Initially created to support cryptocurrency Bitcoin, blockchain technology is digital ledger technology that allows cryptocurrency transactions to be effected, recorded and protected.
Recently, local news broadcaster TDM reported that in January of this year the Macau Monetary Authority ordered the shutdown of several Bitcoin kiosks installed in the city in 2014 by a company called Coinnet.
The decision was made although the city currently does not possess any specific legislation regulating Bitcoin or cryptocurrencies.
Mr. Malkov is currently also serving as legal advisor for Sp8de, a company using blockchain technology for casinos and gaming operations, with the digital expert noting that in this field regulation procedures are still not solid at this time thus there are issues relating to the Know Your Client (KYC) policy.
“Anti-money laundering laws are applicable to blockchain but nobody understands how they should be applied to it […] When you talk about blockchain in casinos I think the biggest problem is that you have no assurance that the money the clients can bring to the casino are complying with anti-money laundering policy, so there is the risk that some casinos can act as money laundering facilities,” he added. “That’s why regulators from different countriesare really aware of blockchain uses to receive or pay money and cryptocurrencies.”
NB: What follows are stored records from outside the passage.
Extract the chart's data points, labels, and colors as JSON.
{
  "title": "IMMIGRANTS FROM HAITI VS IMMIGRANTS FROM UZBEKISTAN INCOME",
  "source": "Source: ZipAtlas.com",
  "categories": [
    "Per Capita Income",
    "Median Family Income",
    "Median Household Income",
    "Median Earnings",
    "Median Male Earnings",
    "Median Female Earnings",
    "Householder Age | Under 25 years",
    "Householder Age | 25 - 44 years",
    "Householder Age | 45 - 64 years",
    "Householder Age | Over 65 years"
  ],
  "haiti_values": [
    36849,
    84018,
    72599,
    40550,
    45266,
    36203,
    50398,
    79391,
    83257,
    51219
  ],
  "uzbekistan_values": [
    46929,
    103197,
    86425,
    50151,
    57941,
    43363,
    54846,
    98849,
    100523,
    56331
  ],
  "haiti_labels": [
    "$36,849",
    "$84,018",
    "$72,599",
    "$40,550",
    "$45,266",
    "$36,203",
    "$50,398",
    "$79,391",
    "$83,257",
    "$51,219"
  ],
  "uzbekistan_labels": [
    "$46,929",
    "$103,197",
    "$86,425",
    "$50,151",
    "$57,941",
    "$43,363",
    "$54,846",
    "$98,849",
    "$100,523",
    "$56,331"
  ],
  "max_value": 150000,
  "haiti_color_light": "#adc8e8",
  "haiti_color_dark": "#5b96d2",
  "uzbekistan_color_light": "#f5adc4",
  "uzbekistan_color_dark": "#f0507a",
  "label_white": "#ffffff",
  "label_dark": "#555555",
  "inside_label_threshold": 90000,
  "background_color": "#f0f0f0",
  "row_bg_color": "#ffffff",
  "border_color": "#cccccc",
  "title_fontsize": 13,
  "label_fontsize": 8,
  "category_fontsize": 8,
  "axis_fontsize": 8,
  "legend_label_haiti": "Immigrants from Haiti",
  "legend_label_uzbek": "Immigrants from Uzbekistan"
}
Mr. Malkov added that currently he believes Switzerland is preparing what he considers to be the “most comprehensive regulations for blockchain products” and that the European country even allows the payment of taxes through cryptocurrency.
However, he described the Russian Government’s attitude towards blockchain as “agressive” due to fears of losing out in regard to the financial field and banking system.
“Anything that is decentralised doesn’t need the government itself since you don’t need a mediator between the buyer and seller. So the Russian Government is very aware of losing power so they will probably regulate it hard,” he concluded.